Le médecin Hunault était l’auteur connu et avoué d’un pamphlet anonyme où, non content de traiter avec le dernier mépris la corporation entière des chirurgiens, il s’efforçait de décrier et de ridiculiser le caractère et les travaux du célèbre J.-L. Petit, son confrère à l’Académie. «Quelques personnes, dit-il dans sa préface, trouvent mauvais que j’aie critiqué des mémoires qui sont parmi ceux de l’Académie des sciences. Je sais que dans les temples des dieux les criminels étaient à couvert des poursuites de la justice, mais je n’ai pas cru que l’erreur eût de tels priviléges.»
A l’inconvenance d’une telle publication, Hunault avait ajouté le tort beaucoup plus grave d’en offrir à Petit la suppression à prix d’argent. L’Académie, non moins émue par la violence des attaques que par le récit de ce procédé malhonnête, voulut infliger à Hunault un blâme public et sévère en lui enjoignant «de n’avoir plus à l’avenir aucun procédé semblable contre M. Petit ni aucun académicien, et elle a cru en cela, dit le président, vous traiter favorablement.»

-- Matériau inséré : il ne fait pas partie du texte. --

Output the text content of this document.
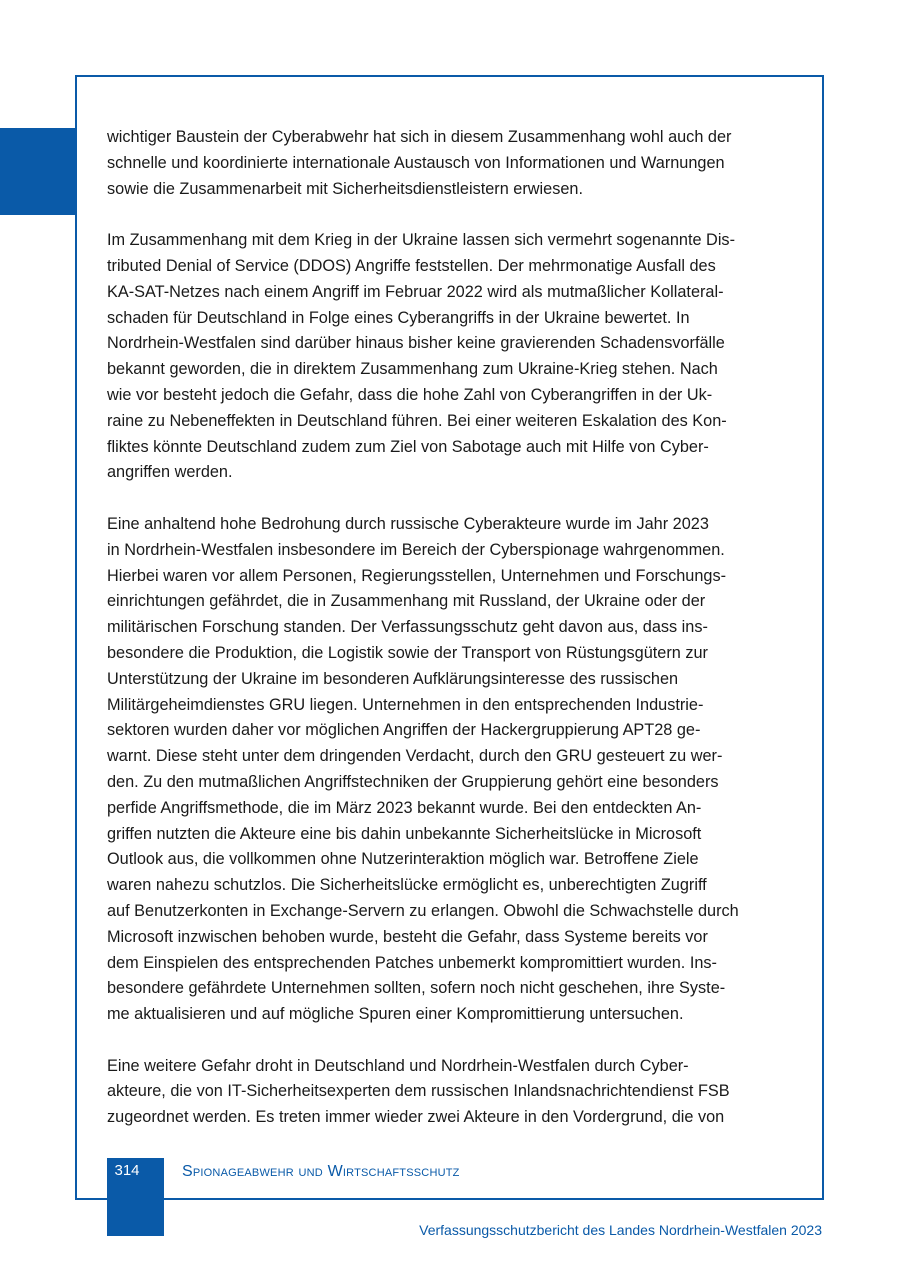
wichtiger Baustein der Cyberabwehr hat sich in diesem Zusammenhang wohl auch der
schnelle und koordinierte internationale Austausch von Informationen und Warnungen
sowie die Zusammenarbeit mit Sicherheitsdienstleistern erwiesen.

Im Zusammenhang mit dem Krieg in der Ukraine lassen sich vermehrt sogenannte Dis-
tributed Denial of Service (DDOS) Angriffe feststellen. Der mehrmonatige Ausfall des
KA-SAT-Netzes nach einem Angriff im Februar 2022 wird als mutmaßlicher Kollateral-
schaden für Deutschland in Folge eines Cyberangriffs in der Ukraine bewertet. In
Nordrhein-Westfalen sind darüber hinaus bisher keine gravierenden Schadensvorfälle
bekannt geworden, die in direktem Zusammenhang zum Ukraine-Krieg stehen. Nach
wie vor besteht jedoch die Gefahr, dass die hohe Zahl von Cyberangriffen in der Uk-
raine zu Nebeneffekten in Deutschland führen. Bei einer weiteren Eskalation des Kon-
fliktes könnte Deutschland zudem zum Ziel von Sabotage auch mit Hilfe von Cyber-
angriffen werden.

Eine anhaltend hohe Bedrohung durch russische Cyberakteure wurde im Jahr 2023
in Nordrhein-Westfalen insbesondere im Bereich der Cyberspionage wahrgenommen.
Hierbei waren vor allem Personen, Regierungsstellen, Unternehmen und Forschungs-
einrichtungen gefährdet, die in Zusammenhang mit Russland, der Ukraine oder der
militärischen Forschung standen. Der Verfassungsschutz geht davon aus, dass ins-
besondere die Produktion, die Logistik sowie der Transport von Rüstungsgütern zur
Unterstützung der Ukraine im besonderen Aufklärungsinteresse des russischen
Militärgeheimdienstes GRU liegen. Unternehmen in den entsprechenden Industrie-
sektoren wurden daher vor möglichen Angriffen der Hackergruppierung APT28 ge-
warnt. Diese steht unter dem dringenden Verdacht, durch den GRU gesteuert zu wer-
den. Zu den mutmaßlichen Angriffstechniken der Gruppierung gehört eine besonders
perfide Angriffsmethode, die im März 2023 bekannt wurde. Bei den entdeckten An-
griffen nutzten die Akteure eine bis dahin unbekannte Sicherheitslücke in Microsoft
Outlook aus, die vollkommen ohne Nutzerinteraktion möglich war. Betroffene Ziele
waren nahezu schutzlos. Die Sicherheitslücke ermöglicht es, unberechtigten Zugriff
auf Benutzerkonten in Exchange-Servern zu erlangen. Obwohl die Schwachstelle durch
Microsoft inzwischen behoben wurde, besteht die Gefahr, dass Systeme bereits vor
dem Einspielen des entsprechenden Patches unbemerkt kompromittiert wurden. Ins-
besondere gefährdete Unternehmen sollten, sofern noch nicht geschehen, ihre Syste-
me aktualisieren und auf mögliche Spuren einer Kompromittierung untersuchen.

Eine weitere Gefahr droht in Deutschland und Nordrhein-Westfalen durch Cyber-
akteure, die von IT-Sicherheitsexperten dem russischen Inlandsnachrichtendienst FSB
zugeordnet werden. Es treten immer wieder zwei Akteure in den Vordergrund, die von

314	Spionageabwehr und Wirtschaftsschutz
Verfassungsschutzbericht des Landes Nordrhein-Westfalen 2023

L’Académie, dans une autre rencontre, prend au contraire parti pour Hunault et réprouve la conduite d’un confrère qui, gardien trop zélé des priviléges de sa corporation, avait assisté à la saisie de divers objets d’étude et d’enseignement dont la rigueur des règlements lui interdisait la possession et l’usage. «On a parlé, dit le procès-verbal du ’’ mars 1733, de l’affaire de M. Hunault, chez qui les prévôts des chirurgiens, du nombre desquels était M. Rouhault, membre de cette Académie, ont saisi le 9 de ce mois plusieurs cadavres, des squelettes et des instruments d’anatomie. On a prié M. Bignon, président, d’envoyer chercher M. Rouhault pour lui dire le mécontentement que l’Académie avait de sa conduite en cette occasion à l’égard d’un confrère.»